Police confiscate parts of antique Torah scroll

JERUSALEM — Portions of an antique Torah scroll believed to originate from Iraq have been confiscated by police from a Palestinian suspected of illegally trying to sell antiquities.

Experts who have examined the portions have confirmed that the scroll dates back at least 300 years. They are now examining its origins.

It is believed that the Torah scroll was smuggled out of Baghdad during the Gulf War and brought to Jordan. According to some reports, Saddam Hussein offered a large reward, said to be worth millions of dollars, for the return of the scroll once it was discovered that it had been stolen.

Police believe that the portions were brought from Jordan to the territories and that a man there agreed to try to sell them in Israel on behalf of somebody in Jordan.

The suspect, a resident of Jenin, was arrested in Afula Tuesday of last week after police set up a dummy purchase. He was reported to have six portions of the Torah scroll and 73 Byzantine-period gold coins.

Galilee district police spokesman Supt. David Harel said the suspect asked for $50,000 for each portion of parchment.

Harel said the bogus purchase was set up by police from Akko and the Ha'amakim district after information had been collected regarding the suspect.

Experts from the Antiquities Authority confirmed that the coins are authentic.

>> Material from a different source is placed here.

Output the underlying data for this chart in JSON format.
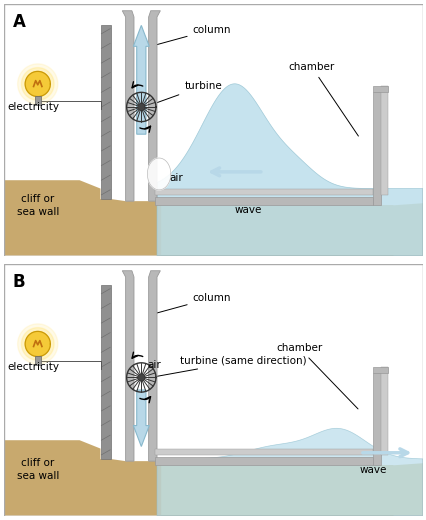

Harel said the suspect had been arrested under the 1978 Antiquities Law for illegally trading in antiquities. He said the items confiscated would be held by police as evidence, but what happens to them afterward would be decided by the appropriate authorities.

If it transpires that the portions of the Torah scroll and the coins did originate in Iraq, international law may require them to be returned. An Antiquities Authority official said the matter is complicated and would probably have to be decided by the courts.